Nijo Castle stands apart from the temples and shrines as the sole secular structure in the designation, and its history carries a particular drama. Ordered built in 1601 by Shogun Tokugawa Ieyasu and completed under Tokugawa Iemitsu in 1626, the ornately decorated complex served as the Kyoto residence and reception hall for the Tokugawa Shoguns for over two centuries. Its nightingale floors were engineered to chirp underfoot, warning of intruders. In 1867, the last shogun, Tokugawa Yoshinobu, stood in the Ninomaru Palace and declared the end of the shogunate, returning authority to the Imperial Court. The room where feudal Japan ended is still there, its painted screens and coffered ceilings preserved. The castle became an Imperial detached palace until it was donated to the city of Kyoto in 1939.
Not all seventeen sites carry the fame of the Golden Pavilion. Ujigami-jinja, built around 1060 in the town of Uji south of Kyoto, is the oldest original Shinto shrine in Japan. It served as the guardian shrine for the nearby Byodo-in, whose Phoenix Hall -- originally an aristocratic villa converted to a Buddhist temple in 1053 -- was designed to represent the Pure Land Paradise in the West. Kozan-ji sits in the mountains northwest of the city, an ideal location for mountain asceticism, its oldest surviving building dating from the Kamakura period. Saiho-ji, the Moss Temple, hosts over 120 varieties of moss in its two-tiered garden, a green carpet of subtle shades that survived the Onin War's fires and two Edo-period floods.
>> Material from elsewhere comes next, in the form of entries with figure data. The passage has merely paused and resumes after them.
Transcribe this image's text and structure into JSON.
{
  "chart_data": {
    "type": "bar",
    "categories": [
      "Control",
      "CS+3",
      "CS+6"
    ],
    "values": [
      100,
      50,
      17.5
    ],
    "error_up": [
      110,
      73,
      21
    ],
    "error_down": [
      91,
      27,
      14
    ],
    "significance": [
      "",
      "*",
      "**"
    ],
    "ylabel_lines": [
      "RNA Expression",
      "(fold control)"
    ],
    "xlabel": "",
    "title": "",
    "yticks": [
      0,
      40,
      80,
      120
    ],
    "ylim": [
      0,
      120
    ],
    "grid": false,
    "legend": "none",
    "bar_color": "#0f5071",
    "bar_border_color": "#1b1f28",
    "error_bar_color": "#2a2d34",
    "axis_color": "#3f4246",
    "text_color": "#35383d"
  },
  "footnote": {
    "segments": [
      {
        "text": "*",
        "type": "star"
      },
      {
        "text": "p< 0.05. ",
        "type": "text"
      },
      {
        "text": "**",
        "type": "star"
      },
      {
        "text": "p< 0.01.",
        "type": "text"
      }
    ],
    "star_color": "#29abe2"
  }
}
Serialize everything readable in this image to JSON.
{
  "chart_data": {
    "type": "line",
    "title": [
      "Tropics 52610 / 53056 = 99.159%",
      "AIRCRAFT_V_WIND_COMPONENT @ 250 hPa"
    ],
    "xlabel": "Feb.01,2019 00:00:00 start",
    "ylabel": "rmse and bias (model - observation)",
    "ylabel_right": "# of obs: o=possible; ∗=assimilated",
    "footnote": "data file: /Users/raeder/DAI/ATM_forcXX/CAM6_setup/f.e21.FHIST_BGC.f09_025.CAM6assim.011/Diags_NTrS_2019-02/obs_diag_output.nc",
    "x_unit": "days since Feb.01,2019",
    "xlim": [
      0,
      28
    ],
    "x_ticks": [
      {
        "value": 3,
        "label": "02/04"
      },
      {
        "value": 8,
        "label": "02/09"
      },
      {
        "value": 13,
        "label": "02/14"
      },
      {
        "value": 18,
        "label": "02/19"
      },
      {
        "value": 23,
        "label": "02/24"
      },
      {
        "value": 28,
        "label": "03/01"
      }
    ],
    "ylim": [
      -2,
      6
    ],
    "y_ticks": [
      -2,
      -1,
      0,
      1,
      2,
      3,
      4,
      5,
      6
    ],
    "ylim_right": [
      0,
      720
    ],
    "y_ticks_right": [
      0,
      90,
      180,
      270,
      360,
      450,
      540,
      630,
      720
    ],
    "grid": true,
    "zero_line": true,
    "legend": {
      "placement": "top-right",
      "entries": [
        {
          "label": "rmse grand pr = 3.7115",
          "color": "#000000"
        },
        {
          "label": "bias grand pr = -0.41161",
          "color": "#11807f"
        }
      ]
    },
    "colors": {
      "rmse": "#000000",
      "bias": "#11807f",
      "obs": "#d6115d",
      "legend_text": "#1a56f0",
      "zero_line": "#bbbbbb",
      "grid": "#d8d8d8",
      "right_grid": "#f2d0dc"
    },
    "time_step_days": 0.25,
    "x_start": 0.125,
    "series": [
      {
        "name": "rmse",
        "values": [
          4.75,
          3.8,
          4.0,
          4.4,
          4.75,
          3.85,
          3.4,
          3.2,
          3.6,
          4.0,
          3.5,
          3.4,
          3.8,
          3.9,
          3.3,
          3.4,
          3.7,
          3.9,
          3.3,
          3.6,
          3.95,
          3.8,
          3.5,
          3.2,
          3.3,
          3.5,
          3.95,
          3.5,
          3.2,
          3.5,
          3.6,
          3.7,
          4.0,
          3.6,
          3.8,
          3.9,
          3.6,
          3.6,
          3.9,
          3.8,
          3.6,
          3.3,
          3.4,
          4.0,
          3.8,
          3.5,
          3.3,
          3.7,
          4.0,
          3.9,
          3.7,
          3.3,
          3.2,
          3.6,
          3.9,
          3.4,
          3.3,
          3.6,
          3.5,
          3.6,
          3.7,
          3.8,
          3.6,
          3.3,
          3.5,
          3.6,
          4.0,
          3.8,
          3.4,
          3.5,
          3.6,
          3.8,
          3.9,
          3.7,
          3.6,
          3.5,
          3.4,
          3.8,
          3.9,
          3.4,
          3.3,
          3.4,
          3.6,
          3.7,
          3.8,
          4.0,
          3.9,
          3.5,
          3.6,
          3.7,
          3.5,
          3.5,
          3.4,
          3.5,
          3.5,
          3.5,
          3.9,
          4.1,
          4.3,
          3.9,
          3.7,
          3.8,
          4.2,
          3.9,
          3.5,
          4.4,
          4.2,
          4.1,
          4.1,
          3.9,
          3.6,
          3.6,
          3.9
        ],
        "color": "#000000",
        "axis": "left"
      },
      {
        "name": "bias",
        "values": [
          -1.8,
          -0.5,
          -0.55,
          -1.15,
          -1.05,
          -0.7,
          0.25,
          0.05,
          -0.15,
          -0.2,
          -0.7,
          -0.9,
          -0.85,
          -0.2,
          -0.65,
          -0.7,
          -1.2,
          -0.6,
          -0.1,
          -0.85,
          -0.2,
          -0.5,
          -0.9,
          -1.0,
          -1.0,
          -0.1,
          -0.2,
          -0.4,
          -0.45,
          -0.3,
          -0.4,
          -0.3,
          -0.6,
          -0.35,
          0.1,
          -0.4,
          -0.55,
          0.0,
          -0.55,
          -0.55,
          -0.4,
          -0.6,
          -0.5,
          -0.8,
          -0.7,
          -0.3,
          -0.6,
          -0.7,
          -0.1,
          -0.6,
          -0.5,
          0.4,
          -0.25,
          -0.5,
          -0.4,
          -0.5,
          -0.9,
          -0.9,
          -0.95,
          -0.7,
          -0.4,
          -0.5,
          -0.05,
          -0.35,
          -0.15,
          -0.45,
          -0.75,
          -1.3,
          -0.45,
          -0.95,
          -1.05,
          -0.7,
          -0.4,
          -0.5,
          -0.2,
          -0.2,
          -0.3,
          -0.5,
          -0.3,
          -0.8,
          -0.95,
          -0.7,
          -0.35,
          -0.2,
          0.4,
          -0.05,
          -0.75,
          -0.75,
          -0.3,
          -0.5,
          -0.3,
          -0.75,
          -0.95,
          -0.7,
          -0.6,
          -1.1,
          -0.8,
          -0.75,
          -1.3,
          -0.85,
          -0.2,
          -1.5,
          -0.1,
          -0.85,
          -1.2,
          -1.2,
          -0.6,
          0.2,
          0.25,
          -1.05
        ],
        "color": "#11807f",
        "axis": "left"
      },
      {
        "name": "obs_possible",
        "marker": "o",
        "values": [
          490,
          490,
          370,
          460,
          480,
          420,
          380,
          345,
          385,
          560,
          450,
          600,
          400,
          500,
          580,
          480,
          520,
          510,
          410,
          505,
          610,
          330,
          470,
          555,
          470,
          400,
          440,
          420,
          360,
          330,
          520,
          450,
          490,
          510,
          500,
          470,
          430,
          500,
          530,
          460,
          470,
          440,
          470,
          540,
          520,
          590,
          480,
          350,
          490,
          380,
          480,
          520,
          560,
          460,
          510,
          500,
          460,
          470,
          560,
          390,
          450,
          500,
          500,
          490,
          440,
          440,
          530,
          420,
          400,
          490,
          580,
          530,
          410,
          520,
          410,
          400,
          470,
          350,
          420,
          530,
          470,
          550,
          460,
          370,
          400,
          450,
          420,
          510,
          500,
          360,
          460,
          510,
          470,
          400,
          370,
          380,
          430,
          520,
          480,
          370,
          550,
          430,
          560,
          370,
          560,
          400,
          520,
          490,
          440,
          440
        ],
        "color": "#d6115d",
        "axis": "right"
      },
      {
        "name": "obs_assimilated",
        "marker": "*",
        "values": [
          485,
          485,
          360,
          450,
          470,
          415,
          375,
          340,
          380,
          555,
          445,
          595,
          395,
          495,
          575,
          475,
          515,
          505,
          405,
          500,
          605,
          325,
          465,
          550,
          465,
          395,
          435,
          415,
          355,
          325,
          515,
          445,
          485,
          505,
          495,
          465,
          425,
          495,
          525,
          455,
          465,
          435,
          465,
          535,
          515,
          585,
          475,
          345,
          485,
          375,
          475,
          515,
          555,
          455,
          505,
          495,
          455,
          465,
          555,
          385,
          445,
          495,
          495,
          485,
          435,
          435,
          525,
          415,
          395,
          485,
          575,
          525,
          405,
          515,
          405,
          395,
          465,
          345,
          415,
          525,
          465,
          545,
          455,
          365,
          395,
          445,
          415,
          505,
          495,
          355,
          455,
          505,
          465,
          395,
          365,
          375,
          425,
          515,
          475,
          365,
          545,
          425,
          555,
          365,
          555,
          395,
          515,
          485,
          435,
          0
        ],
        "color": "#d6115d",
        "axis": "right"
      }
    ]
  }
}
These quieter sites carry as much weight in the designation as their famous neighbors -- each one a chapter in the eleven-century story the designation preserves.
Eight gardens within the designation carry the status of Special Places of Scenic Beauty. Four more are Places of Scenic Beauty. The numbers are impressive in aggregate: 38 National Treasures, 160 Important Cultural Properties, seventeen properties spanning ten centuries. But the deeper significance of Kyoto's World Heritage designation lies in what it represents about survival. These are not ruins. They are living institutions -- temples where monks still meditate, shrines where worshippers still pray, a castle where visitors still walk the nightingale floors. Fires destroyed them; they were rebuilt. Wars scattered their communities; the communities returned. An atomic bomb was aimed at them; one man's memory of a 1926 visit saved them. The Historic Monuments of Ancient Kyoto survive not because they were protected from history, but because they endured it.
The seventeen properties are distributed across a wide area centered on Kyoto at approximately 35.06N, 135.75E. The Kyoto basin is easily identifiable from altitude, enclosed by mountains on the north, east, and west, with the Katsura and Kamo rivers flowing through the city. Individual temples with large grounds -- Kinkaku-ji, Kiyomizu-dera, Nijo Castle -- are visible at lower altitudes. Enryaku-ji sits atop Mount Hiei (848 meters) on the northeast border with Shiga Prefecture. Byodo-in and Ujigami-jinja lie in Uji, roughly 10 nautical miles south. Best overview at 5,000-8,000 feet AGL. Nearest major airport is Osaka Itami (RJOO), approximately 20 nautical miles southwest. Kansai International (RJBB) is approximately 50 nautical miles south.